4) No matter how well you know a historical language, it’s not enough.
— J.T. Daniels (@JTDaniels7) July 10, 2019
That just because they are the expert in their field doesn’t mean they get their referencing right… would have saved days in archives trying to track files down which were misquoted, mislabelled or simply missing
— Dr Alexander Clarke (@AC_NavalHistory) July 9, 2019
The role of the historian in public life. Which historians could be construed as activists, people in positions of power, etc. Was there a reason why they chose the role that they did?
— Matthew McCleary (@mdmccleary86) July 9, 2019
About how the term “biased” is near useless. I wish I had learned more about theory and history – and how often historians dont talk about the theory be they engage with because they expect you to know it. (And how that’s gatekeeping)
— Dr Samuel McLean (@Canadian_Errant) July 9, 2019
One thing I learned was how to talk about historiographical ideas without saying “this author says” and then “this author says” and how to best weave it into what your original work is.
— Michelle Renee 🍂 (@MichelleHenault) July 10, 2019
That reading outside your research interests is helpful for thinking about theory and methods. As a US historian, I have learned a lot about my craft and approach from non-US historians.
— Erika Kitzmiller (@erikakitzmiller) July 10, 2019
The difference between writing an article vs a chapter. Generally, how the field writes at various lengths.
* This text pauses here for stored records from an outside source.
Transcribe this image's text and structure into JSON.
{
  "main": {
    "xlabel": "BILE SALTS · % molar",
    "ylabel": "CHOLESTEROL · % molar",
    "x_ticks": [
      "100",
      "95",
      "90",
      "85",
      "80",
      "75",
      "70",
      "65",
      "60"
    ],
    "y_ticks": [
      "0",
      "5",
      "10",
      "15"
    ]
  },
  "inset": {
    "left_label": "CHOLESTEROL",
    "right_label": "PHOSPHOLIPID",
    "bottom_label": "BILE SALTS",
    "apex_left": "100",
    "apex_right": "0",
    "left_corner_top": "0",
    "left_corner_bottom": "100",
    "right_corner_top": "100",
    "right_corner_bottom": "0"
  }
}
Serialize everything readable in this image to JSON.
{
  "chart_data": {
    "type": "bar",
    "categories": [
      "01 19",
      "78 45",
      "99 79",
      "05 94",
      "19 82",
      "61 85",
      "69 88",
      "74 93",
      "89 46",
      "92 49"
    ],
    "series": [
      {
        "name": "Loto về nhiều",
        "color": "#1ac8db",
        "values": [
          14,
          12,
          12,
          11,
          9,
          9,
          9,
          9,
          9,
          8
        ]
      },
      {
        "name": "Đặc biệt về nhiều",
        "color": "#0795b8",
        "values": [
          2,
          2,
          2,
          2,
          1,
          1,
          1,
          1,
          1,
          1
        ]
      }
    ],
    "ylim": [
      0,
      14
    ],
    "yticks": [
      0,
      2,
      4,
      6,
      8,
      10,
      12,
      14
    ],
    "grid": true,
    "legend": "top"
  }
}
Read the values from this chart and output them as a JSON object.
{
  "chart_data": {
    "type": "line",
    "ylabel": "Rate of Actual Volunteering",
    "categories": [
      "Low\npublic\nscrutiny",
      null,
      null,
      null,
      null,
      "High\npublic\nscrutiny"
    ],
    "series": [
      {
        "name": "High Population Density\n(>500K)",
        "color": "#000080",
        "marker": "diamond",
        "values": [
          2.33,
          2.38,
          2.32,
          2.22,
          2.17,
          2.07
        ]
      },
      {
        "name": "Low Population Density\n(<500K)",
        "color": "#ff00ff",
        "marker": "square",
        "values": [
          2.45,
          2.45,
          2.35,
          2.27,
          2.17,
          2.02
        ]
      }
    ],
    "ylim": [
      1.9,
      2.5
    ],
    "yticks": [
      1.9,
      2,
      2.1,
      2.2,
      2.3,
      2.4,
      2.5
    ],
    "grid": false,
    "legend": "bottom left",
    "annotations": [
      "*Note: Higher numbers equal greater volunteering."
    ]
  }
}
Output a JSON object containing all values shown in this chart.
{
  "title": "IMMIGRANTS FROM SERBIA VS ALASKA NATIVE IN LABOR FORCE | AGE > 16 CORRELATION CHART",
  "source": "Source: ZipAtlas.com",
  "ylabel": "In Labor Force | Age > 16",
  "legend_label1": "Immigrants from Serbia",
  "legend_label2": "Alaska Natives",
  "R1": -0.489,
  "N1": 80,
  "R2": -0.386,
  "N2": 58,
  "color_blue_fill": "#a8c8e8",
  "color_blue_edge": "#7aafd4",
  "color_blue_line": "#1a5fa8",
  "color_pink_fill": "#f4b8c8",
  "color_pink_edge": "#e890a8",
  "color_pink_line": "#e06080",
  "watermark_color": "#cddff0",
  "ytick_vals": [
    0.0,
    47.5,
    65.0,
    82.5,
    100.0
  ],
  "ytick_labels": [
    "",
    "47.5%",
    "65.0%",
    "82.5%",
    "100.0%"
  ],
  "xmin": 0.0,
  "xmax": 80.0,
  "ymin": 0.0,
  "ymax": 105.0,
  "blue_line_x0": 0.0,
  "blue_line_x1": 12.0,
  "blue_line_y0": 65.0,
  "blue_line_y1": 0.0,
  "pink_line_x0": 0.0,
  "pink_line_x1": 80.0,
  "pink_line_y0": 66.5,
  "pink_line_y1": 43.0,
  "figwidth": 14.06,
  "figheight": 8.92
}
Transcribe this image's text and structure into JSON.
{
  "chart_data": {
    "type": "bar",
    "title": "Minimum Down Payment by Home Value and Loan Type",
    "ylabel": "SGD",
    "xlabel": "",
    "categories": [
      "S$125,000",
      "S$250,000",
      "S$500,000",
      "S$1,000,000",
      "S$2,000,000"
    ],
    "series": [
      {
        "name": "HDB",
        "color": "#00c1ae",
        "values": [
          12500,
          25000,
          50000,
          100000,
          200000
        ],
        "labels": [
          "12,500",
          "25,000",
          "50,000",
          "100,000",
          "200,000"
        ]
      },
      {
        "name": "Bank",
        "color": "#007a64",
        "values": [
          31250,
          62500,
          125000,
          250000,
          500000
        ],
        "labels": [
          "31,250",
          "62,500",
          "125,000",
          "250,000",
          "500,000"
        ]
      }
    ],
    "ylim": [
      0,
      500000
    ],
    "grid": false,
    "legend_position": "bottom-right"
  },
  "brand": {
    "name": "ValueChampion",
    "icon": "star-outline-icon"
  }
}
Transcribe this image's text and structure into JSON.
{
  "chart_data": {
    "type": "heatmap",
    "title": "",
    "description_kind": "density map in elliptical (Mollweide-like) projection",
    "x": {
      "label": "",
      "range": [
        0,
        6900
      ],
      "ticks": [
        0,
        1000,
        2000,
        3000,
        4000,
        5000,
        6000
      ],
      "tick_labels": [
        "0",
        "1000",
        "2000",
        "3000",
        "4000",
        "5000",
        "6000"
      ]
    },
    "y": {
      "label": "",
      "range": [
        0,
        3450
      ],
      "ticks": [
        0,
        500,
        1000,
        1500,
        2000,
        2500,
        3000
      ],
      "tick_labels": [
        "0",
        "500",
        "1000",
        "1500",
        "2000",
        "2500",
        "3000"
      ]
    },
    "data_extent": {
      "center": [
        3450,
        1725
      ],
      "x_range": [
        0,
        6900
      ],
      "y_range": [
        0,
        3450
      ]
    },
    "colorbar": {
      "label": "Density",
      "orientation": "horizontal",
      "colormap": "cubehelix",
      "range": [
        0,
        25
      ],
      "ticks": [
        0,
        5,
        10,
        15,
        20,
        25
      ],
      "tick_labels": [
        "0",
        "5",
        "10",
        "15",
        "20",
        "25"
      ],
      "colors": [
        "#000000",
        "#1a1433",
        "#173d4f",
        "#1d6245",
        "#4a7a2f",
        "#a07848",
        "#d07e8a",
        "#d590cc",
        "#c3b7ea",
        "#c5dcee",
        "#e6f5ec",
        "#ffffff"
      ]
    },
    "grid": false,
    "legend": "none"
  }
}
— Robert Suits (@Robert_Suits) July 9, 2019
Actually read some old ‘outdated’ and ‘wrong’ books. I had to go and read myself what Frederick Jackson Turner, Arthur Schlesinger Jr., Charles Beard, etc said because all I read was what others said about them. Sometimes it was accurate, other times it was unfair caricatures.
— Daniel N. Gullotta (@DanielGullotta) July 10, 2019
Break down of theories/theoretical framework that the author mentions in the introduction (see Ian MacKay “Quest of the Folk” intro). I’d never encountered theoretical framework in history & it was beyond intimidating to deal with
— Sarah Hart (@SarahH014) July 10, 2019
The methodology behind archival research… I feel like you’re left to figure that all out yourself, which could potentially have disastrous results.
— Miles Wilkerson (@mm_wilkerson) July 10, 2019
The politics behind historiographic trends. An example would be looking at Du Bois, Black Reconstruction as an example of black resistance to white dominated historiography. Congrats and Good Luck!